You also have the option to define the lifetime of the messages in the chat history, how often the system should check if any conversations timed out and the maximum number of messages the Automation.AI should remember using the following parameters:

  • AUTOMATION_AI_CHAT_CONVERSATIONTIMEOUT

    Define the conversation cleanup timeout in minutes, for example:

    AUTOMATION_AI_CHAT_CONVERSATIONTIMEOUT: "1440"

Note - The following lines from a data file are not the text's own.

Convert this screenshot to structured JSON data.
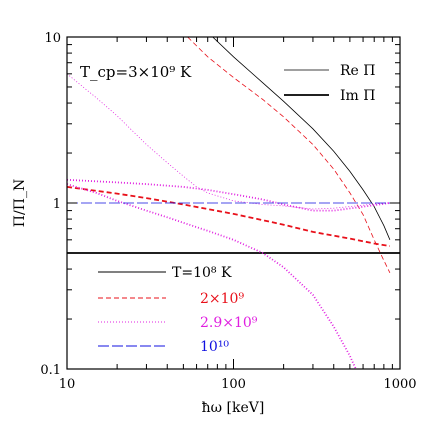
{
  "chart_data": {
    "type": "line",
    "xscale": "log",
    "yscale": "log",
    "xlim": [
      10,
      1000
    ],
    "ylim": [
      0.1,
      10
    ],
    "xticks": [
      {
        "value": 10,
        "label": "10"
      },
      {
        "value": 100,
        "label": "100"
      },
      {
        "value": 1000,
        "label": "1000"
      }
    ],
    "yticks": [
      {
        "value": 0.1,
        "label": "0.1"
      },
      {
        "value": 1,
        "label": "1"
      },
      {
        "value": 10,
        "label": "10"
      }
    ],
    "xlabel": "ħω  [keV]",
    "ylabel": "Π/Π_N",
    "annotation": "T_cp=3×10⁹ K",
    "style_legend": [
      {
        "label": "Re Π",
        "stroke_width": 0.8
      },
      {
        "label": "Im Π",
        "stroke_width": 1.8
      }
    ],
    "series_legend": [
      {
        "label": "T=10⁸ K",
        "color": "#000000",
        "dash": "solid"
      },
      {
        "label": "2×10⁹",
        "color": "#e8101a",
        "dash": "dashed"
      },
      {
        "label": "2.9×10⁹",
        "color": "#e020e0",
        "dash": "dotted"
      },
      {
        "label": "10¹⁰",
        "color": "#1010e0",
        "dash": "longdash"
      }
    ],
    "series": [
      {
        "label": "T=10⁸ K",
        "part": "Re",
        "color": "#000000",
        "dash": "solid",
        "x": [
          75,
          100,
          150,
          200,
          300,
          400,
          500,
          600,
          700,
          800,
          870
        ],
        "y": [
          10,
          7.6,
          5.3,
          4.1,
          2.8,
          2.05,
          1.55,
          1.2,
          0.95,
          0.73,
          0.6
        ]
      },
      {
        "label": "T=10⁸ K",
        "part": "Im",
        "color": "#000000",
        "dash": "solid",
        "x": [
          10,
          1000
        ],
        "y": [
          0.5,
          0.5
        ]
      },
      {
        "label": "2×10⁹",
        "part": "Re",
        "color": "#e8101a",
        "dash": "dashed",
        "x": [
          53,
          70,
          100,
          150,
          200,
          300,
          400,
          500,
          600,
          700,
          800,
          870
        ],
        "y": [
          10,
          7.6,
          5.7,
          4.2,
          3.3,
          2.25,
          1.6,
          1.15,
          0.85,
          0.6,
          0.45,
          0.38
        ]
      },
      {
        "label": "2×10⁹",
        "part": "Im",
        "color": "#e8101a",
        "dash": "dashed",
        "x": [
          10,
          20,
          30,
          50,
          100,
          200,
          300,
          500,
          700,
          870
        ],
        "y": [
          1.25,
          1.14,
          1.07,
          0.98,
          0.86,
          0.74,
          0.67,
          0.61,
          0.57,
          0.55
        ]
      },
      {
        "label": "2.9×10⁹",
        "part": "Re",
        "color": "#e020e0",
        "dash": "dotted",
        "x": [
          10,
          15,
          20,
          30,
          40,
          50,
          60,
          70,
          100,
          150,
          200,
          300,
          400,
          600,
          800,
          900
        ],
        "y": [
          6,
          4.3,
          3.35,
          2.25,
          1.75,
          1.45,
          1.25,
          1.15,
          1.03,
          0.98,
          0.96,
          0.92,
          0.93,
          0.97,
          1.0,
          1.0
        ]
      },
      {
        "label": "2.9×10⁹",
        "part": "Im",
        "color": "#e020e0",
        "dash": "dotted",
        "x": [
          10,
          15,
          20,
          30,
          40,
          50,
          70,
          100,
          150,
          200,
          300,
          400,
          500,
          600
        ],
        "y": [
          1.3,
          1.15,
          1.03,
          0.9,
          0.82,
          0.76,
          0.68,
          0.6,
          0.5,
          0.41,
          0.28,
          0.18,
          0.12,
          0.08
        ]
      },
      {
        "label": "2.9×10⁹",
        "part": "Im2",
        "color": "#e020e0",
        "dash": "dotted",
        "x": [
          10,
          20,
          30,
          50,
          70,
          100,
          150,
          200,
          300,
          400,
          600,
          870
        ],
        "y": [
          1.38,
          1.33,
          1.3,
          1.25,
          1.2,
          1.13,
          1.05,
          0.98,
          0.9,
          0.9,
          0.95,
          1.0
        ]
      },
      {
        "label": "10¹⁰",
        "part": "Re",
        "color": "#1010e0",
        "dash": "longdash",
        "x": [
          10,
          1000
        ],
        "y": [
          1.0,
          1.0
        ]
      }
    ]
  }
}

    Environment variable: AUTOMATION_AI_CHAT_CONVERSATIONTIMEOUT

  • AUTOMATION_AI_CHAT_CHECKPERIOD

    Define in minutes how often should the system check for conversations, for example:

    AUTOMATION_AI_CHAT_CHECKPERIOD= "60"

    Environment variable: AUTOMATION_AI_CHAT_CHECKPERIOD

  • AUTOMATION_AI_CHAT_MEMORY_MESSAGES_MAX (default 100)

    Define the number of messages that the LLM should remember, for example:

    AUTOMATION_AI_CHATMEMORY_MESSAGES_MAX= "300"

    Environment variable: AUTOMATION_AI_CHATMEMORY_MESSAGES_MAX

Environment Variables for Automation.AI in AAKE

After your system is successfully provisioned, you can also use the automation-ai section of the configmap to change the settings relevant to the Automation.AI component, for example, using the following kubectl command to edit it:

kubectl edit configmap automation-ai

You can set all relevant parameters using environment variables.

Example of the automation-ai configmap

apiVersion: v1
data:
 AUTOMATION_AI_MODEL_NAME: vertex.ai.gemini
 AUTOMATION_AI_HTTP_USERAGENT=Automation-AI/1.0.0
 AUTOMATION_AI_CHAT_CONVERSATION-TIMEOUT: "1440"
 SPRING_AI_VERTEX_AI_GEMINI_PROJECTID: <your GCP project id>
 SPRING_AI_VERTEX_AI_GEMINI_LOCATION: <your GCP location>
 AUTOMATION_AI_MCP_OPENAPI_EXTERNAL_PROVIDERS_AE-PROD_DEFINITIONLOCATIONURL: https://ae-prod:8080/ae/api/v1/openapi2/swagger.json
 AUTOMATION_AI_MCP_OPENAPI_EXTERNAL_PROVIDERS_AE-PROD_BASEURL: https://ae_prod:8080/ae/api/v1
 AUTOMATION_AI_MCP_OPENAPI_EXTERNAL_PROVIDERS_AE-PROD_INCLUDEMETHODTYPES: GET
 AUTOMATION_AI_MCP_OPENAPI_EXTERNAL_PROVIDERS_AE-PROD_INCLUDEPARAMETERSINCONTEXT: client_id,Authorization
 AUTOMATION_AI_MCP_OPENAPI_EXTERNAL_PROVIDERS_AE-PROD_EXCLUDEOPERATIONIDS:
kind: ConfigMap
metadata:
 name: "automation-ai"
 namespace: "<your namespace>"

Example of automation-ai secret

Use the following kubectl command to create the automation-ai secret in your Kubernetes namespace:

kubectl --namespace <your namespace> create secret generic automation-ai
 --from-file=SPRING_AI_VERTEX_AI_GEMINI_CREDENTIALS=<path to your credentials file>.json

The content of the secret and configmap are mapped as environment variables to the automation-ai pod.